One nurse ran past us and she ran down, then a male nurse ran past us. They then ran down to the end and when I looked back the door was open, those two had opened the door.
“When the door was open we could see Richard’s legs on the floor and his head was behind, then people were piling in.
“We had to make the terrible choice which was to let them do their job and we went to what we were told was a family room by the reception.”
NEP’s internal report also found that Richard had been left with a number of contraband items when he was admitted into the centre.
“On the searching of his bag they left him with razor blades, scissors and electrical chords,” Robert said. “Despite the fact that they knew he was suicidal.”
Paramedics unable to access the ward
As medical staff rushed to the Finchingfield Ward, Robert and Linda claim at least one paramedic with an oxygen tank was left stuck outside the main entrance as no member was staff was in the reception area to let them in.
Robert said: “I had to go over to one of their people and I made it abundantly clear that one way or the other his swipe card was going over to the door.
“There was a delay in getting oxygen to Richard as well.”
The couple next saw their son once he had been moved to the intensive care unit at Broomfield Hospital.
They explained that Richard was in “such a terrible state”.
“When we first saw him in the intensive care unit I couldn’t stand there for more than one or two seconds before I had to leave the room,” Robert said.
Linda added: “He was taken out to an ambulance and we followed.
“That was Sunday and on the Thursday morning they met with us to tell us they were going to turn off the machines.
“I asked the nurse how has this happened? He came in to be cared for.
“It’s disbelief really, he went there to be safe.”

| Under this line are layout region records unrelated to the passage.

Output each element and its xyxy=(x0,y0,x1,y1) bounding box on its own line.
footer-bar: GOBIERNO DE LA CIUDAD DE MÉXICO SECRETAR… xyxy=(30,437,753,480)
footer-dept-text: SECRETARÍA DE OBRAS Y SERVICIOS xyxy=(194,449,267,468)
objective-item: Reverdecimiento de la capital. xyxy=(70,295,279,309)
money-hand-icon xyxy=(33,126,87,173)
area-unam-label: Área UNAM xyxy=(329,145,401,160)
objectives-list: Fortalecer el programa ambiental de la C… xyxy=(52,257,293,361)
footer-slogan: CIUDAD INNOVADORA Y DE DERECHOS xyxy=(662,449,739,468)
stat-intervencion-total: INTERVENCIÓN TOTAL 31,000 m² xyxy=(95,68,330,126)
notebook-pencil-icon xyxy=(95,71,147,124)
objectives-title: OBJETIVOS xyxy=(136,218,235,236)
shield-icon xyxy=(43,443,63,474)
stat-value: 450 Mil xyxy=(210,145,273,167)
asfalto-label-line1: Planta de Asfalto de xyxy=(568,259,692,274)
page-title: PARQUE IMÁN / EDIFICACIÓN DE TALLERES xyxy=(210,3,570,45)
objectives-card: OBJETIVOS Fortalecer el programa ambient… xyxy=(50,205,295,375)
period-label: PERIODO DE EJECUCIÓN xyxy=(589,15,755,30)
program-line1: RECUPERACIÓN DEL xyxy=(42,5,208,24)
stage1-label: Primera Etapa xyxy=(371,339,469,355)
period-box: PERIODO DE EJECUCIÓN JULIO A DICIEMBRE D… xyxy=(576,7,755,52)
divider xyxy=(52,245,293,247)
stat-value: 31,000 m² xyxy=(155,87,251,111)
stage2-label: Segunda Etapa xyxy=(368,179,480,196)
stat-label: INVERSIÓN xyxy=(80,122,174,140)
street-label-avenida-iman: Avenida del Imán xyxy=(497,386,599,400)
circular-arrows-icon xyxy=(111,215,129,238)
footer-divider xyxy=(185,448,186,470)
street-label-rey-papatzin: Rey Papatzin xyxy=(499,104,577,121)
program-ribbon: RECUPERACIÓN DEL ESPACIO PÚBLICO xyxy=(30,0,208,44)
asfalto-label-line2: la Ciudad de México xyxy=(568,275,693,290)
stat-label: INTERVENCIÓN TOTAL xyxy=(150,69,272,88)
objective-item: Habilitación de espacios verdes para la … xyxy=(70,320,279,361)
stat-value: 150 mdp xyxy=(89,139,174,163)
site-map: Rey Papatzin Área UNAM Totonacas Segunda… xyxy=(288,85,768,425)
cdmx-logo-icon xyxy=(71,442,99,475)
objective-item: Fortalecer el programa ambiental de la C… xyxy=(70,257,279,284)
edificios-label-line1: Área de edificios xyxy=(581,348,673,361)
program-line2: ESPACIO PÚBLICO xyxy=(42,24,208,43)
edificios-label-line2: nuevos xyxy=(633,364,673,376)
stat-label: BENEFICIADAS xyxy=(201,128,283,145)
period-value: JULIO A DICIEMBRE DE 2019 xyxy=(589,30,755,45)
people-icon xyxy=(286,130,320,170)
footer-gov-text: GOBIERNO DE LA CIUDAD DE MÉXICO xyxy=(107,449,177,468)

Richard passed away on Thursday, May 21, four days after attempting to take his own life at the Linden Centre.
A spokesperson for EPUT said: “We extend our deepest sympathies to Richard’s loved ones.
“We continuously strive to improve care, with patient safety at the centre of everything we do. New safety measures have been installed across our mental health inpatient services to protect our patients; including at the Linden Centre.
“We continue to cooperate fully with ongoing investigations into the care of patients under the former North Essex Partnership University NHS Foundation Trust.”
Fighting for a public inquiry
Robert and Linda have now joined the fight to secure a statutory public inquiry into the county’s mental health services.
They, along with around 20 other Essex families who believe their relatives were failed by the system, want to see change and “justice” for their loved ones.
“The stories are just awful for everybody,” Robert said. “The consequences for the families are pretty much the same, it’s just the path to that is its own horror.
We need a public inquiry so it’s done in an environment where it’s appropriate for this evidence to come out.
“Some families just haven’t got the resources to deal with any of this.
“They must look at the challenges facing them and think they haven’t got the means to get from where they are to any form of justice.”